Outros são específicos e emergentes, ligados a áreas como educação, saúde, assistência social e, principalmente, ao desenvolvimento econômico. O entendimento comum é que os modelos de administração baseados no improviso e no conhecimento tácito do gestor e seus auxiliares, em cidades do interior, também se esgotaram. O conhecimento especializado é cada vez mais requerido, segundo a prefeita de Piancó e idealizadora da proposta, Flávia Serra Galdino. De um lado, pela complexidade da realidade a ser administrada de forma sustentável, e, de outro, pela necessidade de se reduzir gastos em ações emergenciais e paliativas.
Os municípios enxergam no financiamento da pesquisa aplicada, por meio da concessão de bolsas, vantagens significativas. Em primeiro lugar, apostam em diagnósticos de qualidade insuspeita. Nenhuma política pública que se preze se faz sem esse instrumento. Em segundo, entendem que ao concederem o benefício receberão, em contrapartida, uma assessoria técnica reforçada, uma vez que não há pesquisa de mestrado ou doutorado sem orientação de um especialista doutor.

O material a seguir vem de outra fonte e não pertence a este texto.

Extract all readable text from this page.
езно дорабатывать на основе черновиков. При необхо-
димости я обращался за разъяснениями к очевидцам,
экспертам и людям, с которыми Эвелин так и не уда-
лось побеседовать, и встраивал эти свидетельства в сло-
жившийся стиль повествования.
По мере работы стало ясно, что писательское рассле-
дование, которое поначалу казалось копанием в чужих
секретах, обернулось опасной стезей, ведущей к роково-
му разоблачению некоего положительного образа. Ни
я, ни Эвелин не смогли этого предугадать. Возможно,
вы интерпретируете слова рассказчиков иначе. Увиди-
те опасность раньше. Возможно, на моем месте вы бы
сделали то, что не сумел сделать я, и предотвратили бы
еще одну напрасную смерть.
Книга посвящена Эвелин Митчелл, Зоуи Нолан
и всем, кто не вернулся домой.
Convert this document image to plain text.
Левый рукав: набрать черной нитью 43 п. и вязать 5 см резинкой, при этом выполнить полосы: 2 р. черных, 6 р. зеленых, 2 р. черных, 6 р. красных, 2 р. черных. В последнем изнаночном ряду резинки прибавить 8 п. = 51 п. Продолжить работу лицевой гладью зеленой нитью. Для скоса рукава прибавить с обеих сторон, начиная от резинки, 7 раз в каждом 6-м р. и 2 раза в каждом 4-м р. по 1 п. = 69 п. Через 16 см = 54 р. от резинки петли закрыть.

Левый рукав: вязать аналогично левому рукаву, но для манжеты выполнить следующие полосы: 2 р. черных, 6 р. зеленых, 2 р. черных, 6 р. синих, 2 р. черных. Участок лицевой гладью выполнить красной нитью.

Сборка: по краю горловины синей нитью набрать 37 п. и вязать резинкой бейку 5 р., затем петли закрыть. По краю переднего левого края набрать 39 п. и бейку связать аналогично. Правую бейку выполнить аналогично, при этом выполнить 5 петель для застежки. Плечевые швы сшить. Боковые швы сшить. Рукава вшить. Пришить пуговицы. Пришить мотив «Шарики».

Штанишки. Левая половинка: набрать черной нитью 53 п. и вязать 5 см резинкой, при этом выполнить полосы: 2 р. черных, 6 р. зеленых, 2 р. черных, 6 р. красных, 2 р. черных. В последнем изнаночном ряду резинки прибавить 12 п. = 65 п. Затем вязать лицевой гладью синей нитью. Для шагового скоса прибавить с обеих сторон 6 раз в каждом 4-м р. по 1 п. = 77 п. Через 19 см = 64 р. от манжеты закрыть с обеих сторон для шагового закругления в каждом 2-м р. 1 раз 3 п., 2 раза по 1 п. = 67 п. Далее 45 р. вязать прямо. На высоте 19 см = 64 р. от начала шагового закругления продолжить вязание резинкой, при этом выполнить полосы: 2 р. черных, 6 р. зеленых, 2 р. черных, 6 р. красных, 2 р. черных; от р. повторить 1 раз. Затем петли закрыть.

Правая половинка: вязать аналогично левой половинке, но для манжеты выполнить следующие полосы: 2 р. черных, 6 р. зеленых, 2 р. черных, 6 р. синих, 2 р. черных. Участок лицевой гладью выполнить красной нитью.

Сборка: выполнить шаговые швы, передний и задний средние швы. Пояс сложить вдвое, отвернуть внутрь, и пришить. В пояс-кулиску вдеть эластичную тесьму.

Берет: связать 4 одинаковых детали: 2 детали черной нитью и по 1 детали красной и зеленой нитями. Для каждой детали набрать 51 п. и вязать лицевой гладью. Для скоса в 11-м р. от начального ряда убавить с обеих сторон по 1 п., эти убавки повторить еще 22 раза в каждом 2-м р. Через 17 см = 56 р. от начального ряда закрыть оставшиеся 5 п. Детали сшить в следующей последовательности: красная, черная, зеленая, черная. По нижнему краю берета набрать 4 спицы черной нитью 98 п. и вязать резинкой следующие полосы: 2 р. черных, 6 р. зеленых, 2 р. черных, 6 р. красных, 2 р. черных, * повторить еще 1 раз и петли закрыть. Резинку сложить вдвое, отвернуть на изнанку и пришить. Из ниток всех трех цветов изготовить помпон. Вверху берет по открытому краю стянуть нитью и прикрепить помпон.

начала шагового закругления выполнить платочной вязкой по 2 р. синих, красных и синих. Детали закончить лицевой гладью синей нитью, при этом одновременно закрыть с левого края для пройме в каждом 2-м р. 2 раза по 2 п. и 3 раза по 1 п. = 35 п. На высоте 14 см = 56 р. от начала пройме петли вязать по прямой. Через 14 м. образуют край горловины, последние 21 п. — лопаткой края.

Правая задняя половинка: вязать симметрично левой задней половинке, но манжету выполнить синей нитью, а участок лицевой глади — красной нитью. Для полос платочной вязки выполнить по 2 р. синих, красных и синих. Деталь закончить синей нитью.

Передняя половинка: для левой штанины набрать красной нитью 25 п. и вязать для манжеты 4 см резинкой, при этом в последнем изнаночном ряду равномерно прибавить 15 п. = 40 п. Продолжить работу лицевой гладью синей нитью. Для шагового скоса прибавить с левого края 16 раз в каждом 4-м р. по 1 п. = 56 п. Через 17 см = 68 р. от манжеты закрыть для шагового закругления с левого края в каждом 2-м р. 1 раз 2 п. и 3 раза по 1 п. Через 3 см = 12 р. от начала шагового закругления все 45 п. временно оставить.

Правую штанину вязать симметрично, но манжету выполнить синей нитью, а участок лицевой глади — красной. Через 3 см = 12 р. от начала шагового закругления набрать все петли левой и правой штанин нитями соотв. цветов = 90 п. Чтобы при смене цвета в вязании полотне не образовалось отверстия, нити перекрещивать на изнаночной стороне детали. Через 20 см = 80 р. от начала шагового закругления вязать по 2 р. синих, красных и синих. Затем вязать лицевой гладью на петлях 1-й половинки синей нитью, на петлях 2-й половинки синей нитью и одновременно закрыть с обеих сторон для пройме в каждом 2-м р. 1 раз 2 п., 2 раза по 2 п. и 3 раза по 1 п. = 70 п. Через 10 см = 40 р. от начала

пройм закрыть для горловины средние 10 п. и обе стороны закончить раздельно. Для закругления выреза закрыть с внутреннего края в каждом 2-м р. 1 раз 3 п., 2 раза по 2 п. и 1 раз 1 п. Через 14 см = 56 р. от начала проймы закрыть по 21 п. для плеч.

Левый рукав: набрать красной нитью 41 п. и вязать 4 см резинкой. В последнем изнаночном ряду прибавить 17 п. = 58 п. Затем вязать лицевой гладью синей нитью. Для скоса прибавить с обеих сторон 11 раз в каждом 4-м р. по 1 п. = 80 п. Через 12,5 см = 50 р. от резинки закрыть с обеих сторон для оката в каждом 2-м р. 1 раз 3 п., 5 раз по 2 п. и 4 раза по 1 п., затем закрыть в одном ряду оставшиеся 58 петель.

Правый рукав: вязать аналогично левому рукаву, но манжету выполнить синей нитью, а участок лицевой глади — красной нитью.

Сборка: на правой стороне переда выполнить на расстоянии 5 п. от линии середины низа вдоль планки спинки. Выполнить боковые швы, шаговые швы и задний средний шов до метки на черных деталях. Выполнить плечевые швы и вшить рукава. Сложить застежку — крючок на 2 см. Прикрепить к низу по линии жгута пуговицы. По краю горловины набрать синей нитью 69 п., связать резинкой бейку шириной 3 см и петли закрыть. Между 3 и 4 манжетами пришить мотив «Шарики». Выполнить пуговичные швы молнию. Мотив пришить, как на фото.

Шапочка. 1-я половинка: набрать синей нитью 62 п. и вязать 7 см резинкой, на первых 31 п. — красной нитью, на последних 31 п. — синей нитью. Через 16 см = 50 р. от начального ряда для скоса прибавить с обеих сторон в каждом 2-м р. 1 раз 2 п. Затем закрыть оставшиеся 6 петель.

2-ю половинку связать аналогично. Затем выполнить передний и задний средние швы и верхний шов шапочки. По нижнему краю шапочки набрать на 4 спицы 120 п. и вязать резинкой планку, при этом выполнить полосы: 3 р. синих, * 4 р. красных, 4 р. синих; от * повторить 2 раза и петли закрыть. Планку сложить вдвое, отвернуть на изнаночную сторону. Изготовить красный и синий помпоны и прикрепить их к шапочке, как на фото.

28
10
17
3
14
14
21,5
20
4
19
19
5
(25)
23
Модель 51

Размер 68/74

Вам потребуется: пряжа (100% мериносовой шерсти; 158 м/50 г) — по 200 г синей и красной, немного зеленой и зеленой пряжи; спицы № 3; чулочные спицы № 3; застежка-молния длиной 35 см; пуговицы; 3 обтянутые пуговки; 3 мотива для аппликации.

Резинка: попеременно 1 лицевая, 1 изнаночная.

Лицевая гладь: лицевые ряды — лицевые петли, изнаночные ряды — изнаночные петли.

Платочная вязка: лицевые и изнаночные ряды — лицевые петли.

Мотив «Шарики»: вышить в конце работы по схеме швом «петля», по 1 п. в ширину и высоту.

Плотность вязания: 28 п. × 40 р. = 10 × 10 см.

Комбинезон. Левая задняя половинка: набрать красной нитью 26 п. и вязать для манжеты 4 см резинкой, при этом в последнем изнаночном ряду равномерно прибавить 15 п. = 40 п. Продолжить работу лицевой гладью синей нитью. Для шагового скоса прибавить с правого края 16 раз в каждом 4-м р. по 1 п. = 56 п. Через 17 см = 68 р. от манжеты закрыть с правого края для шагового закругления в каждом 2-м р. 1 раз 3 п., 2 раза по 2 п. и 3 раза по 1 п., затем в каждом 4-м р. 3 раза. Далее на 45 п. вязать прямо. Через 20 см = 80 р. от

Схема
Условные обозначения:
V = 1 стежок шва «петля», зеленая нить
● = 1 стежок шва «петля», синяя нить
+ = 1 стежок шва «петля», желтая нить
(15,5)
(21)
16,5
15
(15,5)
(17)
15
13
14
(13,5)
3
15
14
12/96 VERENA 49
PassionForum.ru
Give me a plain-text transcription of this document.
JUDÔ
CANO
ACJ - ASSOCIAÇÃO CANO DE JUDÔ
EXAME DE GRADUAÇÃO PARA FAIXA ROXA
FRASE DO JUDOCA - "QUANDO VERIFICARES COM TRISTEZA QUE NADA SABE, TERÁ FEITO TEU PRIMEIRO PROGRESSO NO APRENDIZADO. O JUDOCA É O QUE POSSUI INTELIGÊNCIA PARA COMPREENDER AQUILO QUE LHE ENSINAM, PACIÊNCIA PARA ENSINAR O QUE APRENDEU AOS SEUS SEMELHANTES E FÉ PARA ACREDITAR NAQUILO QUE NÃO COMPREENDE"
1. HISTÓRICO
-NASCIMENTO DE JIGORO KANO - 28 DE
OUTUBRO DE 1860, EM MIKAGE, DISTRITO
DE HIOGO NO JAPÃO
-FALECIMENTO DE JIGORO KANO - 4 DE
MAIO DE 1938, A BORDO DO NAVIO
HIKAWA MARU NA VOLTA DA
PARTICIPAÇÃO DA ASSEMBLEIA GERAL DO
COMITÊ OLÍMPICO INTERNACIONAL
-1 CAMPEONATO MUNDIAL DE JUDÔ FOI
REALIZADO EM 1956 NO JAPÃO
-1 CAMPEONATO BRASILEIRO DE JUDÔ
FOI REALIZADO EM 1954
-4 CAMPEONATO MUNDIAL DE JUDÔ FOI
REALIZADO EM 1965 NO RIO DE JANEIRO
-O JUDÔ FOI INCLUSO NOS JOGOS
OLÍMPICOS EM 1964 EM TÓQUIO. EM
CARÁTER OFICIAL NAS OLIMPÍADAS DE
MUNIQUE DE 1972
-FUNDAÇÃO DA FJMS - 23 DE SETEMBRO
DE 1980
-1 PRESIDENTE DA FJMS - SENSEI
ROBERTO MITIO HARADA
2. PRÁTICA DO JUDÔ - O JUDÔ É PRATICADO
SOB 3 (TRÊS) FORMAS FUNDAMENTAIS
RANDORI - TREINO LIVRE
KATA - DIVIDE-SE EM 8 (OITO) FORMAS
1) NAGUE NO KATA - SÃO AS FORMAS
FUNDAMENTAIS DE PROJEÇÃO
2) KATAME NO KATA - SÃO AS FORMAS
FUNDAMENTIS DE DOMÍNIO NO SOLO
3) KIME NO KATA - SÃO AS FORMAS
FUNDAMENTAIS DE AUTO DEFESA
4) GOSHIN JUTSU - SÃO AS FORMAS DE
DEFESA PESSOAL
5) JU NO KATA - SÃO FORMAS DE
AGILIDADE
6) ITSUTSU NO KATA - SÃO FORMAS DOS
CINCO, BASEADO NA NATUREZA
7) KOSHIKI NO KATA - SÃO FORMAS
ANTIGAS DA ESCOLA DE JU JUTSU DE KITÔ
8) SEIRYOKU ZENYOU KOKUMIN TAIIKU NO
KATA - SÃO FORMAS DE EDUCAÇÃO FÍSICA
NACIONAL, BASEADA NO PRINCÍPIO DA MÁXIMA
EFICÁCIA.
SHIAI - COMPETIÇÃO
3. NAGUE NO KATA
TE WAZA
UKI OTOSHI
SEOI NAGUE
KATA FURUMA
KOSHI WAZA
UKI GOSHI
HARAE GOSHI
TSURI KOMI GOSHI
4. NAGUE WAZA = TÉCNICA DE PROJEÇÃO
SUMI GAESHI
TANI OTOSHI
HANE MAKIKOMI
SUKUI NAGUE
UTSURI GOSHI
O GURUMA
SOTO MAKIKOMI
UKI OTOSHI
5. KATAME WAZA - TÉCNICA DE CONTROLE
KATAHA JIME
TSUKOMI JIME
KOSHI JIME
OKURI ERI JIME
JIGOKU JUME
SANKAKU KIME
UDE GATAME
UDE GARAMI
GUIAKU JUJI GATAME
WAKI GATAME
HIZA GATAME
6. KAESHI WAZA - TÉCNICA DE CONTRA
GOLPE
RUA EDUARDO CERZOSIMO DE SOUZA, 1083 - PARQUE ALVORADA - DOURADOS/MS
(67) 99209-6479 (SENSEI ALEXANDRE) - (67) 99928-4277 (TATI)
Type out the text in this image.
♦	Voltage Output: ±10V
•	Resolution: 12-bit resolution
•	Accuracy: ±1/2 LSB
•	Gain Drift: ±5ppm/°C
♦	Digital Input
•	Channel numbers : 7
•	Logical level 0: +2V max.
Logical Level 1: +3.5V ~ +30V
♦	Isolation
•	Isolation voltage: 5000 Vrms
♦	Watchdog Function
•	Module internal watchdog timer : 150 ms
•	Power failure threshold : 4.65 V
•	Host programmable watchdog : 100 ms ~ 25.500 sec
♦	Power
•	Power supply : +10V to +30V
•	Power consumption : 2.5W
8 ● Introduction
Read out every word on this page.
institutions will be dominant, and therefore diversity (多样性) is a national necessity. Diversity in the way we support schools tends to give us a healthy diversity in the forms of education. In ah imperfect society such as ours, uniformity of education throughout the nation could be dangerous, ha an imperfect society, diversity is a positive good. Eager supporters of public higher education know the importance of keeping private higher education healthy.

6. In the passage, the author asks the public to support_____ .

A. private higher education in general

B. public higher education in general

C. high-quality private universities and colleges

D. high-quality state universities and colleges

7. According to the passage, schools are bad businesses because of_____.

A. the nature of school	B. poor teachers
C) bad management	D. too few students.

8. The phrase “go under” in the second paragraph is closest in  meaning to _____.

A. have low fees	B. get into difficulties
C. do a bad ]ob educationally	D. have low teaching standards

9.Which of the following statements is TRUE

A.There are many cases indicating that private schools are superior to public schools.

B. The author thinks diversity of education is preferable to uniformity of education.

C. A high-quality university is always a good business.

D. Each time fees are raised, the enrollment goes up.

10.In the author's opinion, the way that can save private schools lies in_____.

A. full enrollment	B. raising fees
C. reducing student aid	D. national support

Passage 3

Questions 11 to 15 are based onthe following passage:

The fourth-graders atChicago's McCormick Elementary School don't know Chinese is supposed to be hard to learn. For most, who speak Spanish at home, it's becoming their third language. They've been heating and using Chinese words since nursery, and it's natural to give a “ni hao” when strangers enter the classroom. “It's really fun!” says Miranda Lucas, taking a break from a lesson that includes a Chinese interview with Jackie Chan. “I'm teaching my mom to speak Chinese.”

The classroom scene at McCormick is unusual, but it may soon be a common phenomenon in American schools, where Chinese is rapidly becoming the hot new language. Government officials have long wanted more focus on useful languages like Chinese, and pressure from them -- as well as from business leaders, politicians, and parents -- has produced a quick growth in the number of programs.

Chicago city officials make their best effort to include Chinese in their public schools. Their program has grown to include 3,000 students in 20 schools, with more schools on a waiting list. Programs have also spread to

Uma terceira vantagem diz respeito ao produto final (dissertação ou tese), que pode, na compreensão dos gestores, gerar ou orientar políticas públicas, corrigir distorções e vícios dos antigos modelos e otimizar recursos, humanos, técnicos e financeiros. “É uma relação em que todos ganham”, diz Flávia Galdino. “O aluno, pela bolsa que financiará seus estudos; a universidade, pela oportunidade de construir mudanças, e o município, que tentará colocar em prática as mudanças sugeridas”, explica.
O benefício, segundo Flávia Galdino, tanto pode ser concedido por uma prefeitura quanto por um consócio de prefeituras. Todo ano seriam lançados editais individuais ou consorciados com a oferta de um determinado número de bolsas e a relação das demandas a serem atendidas. Os alunos de pós-graduação (mestrado e doutorado) concorreriam por meio de projetos, que seriam analisados por uma comissão de especialistas e pelos gestores interessados.
Cada bolsa teria a duração de dois anos, ao fim dos quais o aluno apresentaria um relatório propositivo. O valor do benefício não está definido, mas pode chegar a 80% da tabela paga pelo CNPq (mestrado R$ 940, doutorado R$ 1.394). Os primeiros contatos para a execução da proposta foram feitos com a reitora da Universidade Estadual da Paraíba, professora Marlene Alves Souza Luna, natural de Itaporanga, que ficou bastante entusiasmada. O primeiro documento oficial com a proposta deve sair em 15 dias.